One look inside Nico’s tiny galley kitchen told me I wouldn’t be needing the little pocket blade that night: a whole row of Wusthoff knives, along with an alarming array of cleavers clung to a magnetic strip over the counter—right next to the shelf with the collection of aged vinegars and various nut oils, the Silpat mats, pastry bags, and three different digital kitchen scales. The spice aisle—all three five-foot-long tiers of it—was organized in a configuration to rival the Dewey Decimal system: first divided into: heat, savory and sweet, then according to use, then alphabetical. There was a shelf just for the salts. There was a spice grinder. A food processor. A mortar and pestle. You can’t help but trust a man with a mortar and pestle in his kitchen. (Says the girl who spent the summer reading the Brothers Karamazov.)

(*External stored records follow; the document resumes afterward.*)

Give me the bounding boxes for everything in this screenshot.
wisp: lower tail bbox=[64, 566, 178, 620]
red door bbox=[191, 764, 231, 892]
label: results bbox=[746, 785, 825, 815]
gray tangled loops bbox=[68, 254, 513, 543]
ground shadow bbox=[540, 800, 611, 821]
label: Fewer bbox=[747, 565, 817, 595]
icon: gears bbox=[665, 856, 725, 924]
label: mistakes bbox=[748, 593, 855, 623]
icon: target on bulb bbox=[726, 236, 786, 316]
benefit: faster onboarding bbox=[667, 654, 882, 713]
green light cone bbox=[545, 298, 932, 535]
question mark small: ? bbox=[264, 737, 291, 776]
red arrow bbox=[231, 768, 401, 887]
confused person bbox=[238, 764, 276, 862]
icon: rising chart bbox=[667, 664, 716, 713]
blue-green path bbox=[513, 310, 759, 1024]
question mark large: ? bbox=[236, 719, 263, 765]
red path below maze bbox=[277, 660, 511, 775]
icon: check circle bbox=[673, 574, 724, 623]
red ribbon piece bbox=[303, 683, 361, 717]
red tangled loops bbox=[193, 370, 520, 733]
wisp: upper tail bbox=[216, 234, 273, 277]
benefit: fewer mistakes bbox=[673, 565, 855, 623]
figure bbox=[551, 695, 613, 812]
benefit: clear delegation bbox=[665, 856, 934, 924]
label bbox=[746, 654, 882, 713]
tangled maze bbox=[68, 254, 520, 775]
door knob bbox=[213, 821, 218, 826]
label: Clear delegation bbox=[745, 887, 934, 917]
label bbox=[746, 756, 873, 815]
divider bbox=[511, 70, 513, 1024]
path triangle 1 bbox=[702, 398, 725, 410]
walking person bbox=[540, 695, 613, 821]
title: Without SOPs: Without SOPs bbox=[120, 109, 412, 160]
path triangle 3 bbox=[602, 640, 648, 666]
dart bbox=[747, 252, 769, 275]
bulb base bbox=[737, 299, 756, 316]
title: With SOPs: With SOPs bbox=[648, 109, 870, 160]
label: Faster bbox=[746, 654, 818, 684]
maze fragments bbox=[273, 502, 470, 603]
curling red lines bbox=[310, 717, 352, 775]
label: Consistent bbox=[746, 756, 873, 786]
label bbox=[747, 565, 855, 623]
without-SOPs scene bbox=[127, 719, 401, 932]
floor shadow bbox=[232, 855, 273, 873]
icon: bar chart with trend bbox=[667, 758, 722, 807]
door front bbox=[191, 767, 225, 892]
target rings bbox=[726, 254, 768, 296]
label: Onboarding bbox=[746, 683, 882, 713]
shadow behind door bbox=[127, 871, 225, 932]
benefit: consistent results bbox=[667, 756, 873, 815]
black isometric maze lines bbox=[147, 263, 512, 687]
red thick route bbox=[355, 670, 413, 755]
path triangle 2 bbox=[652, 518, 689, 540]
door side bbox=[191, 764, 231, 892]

Five bulging grocery bags were heaped up on the sole countertop. Four of them, I discovered, contained meat; 12 kilograms of meat, to be exact. That is 26.4 pounds for all you Imperialists. 12 kilograms of duck thighs and chicken livers, pork belly and loin, and three whole rabbits, not to mention the sheets of pork fat that were used to line the terrines, but could have easily passed for fondant on a Paula Dean wedding cake.

Nico’s grandfather was a butcher, and the kind of man who gave meat cleavers as birthday presents to his grandchildren; less of a gift, more of a loaded suggestion. His grandmother was no better. When she died, she willed him a little 3×4 inch scrap of cardboard torn from a cereal box—the original recipe for the pâté she made once a month for the butcher shop. She’d spend an entire weekend sweating in her tiny kitchen and turn out tender terrines and caramelized pâtés that would disappear before lunch the day she laid them in the little refrigerated case next to the boudin and guinea fowl. Nico let me hold the sacred document, but only for a moment so I could snap a photo: evidence that a 28 hour process—an endless procession of filleting and chopping and grinding; of getting bicep-deep in a pot of cold, meaty slurry to mix in the ground shallots, the eggs, liquor, corn starch, pistachios and hazelnuts; the mathematical complexities of a spice mix that included a peppercorn that smelled like finger limes and another that smelled like a funeral pyre—could be boiled down to a few lines jotted onto the back of a Wheaties box.
Nico became a software engineer, but he still makes pâté twice a year. It’s his nod to his grandparents’ memory. That and his primarily carnivorous diet: at one in the morning, after we had put the pate to rest for the night, he sliced up two eighteen ounce steaks, threw a hearty knob of butter in a pan, and just took the chill off of our dinner before dousing it in pepper and serving it up. I thought I had died and gone to anemic heaven.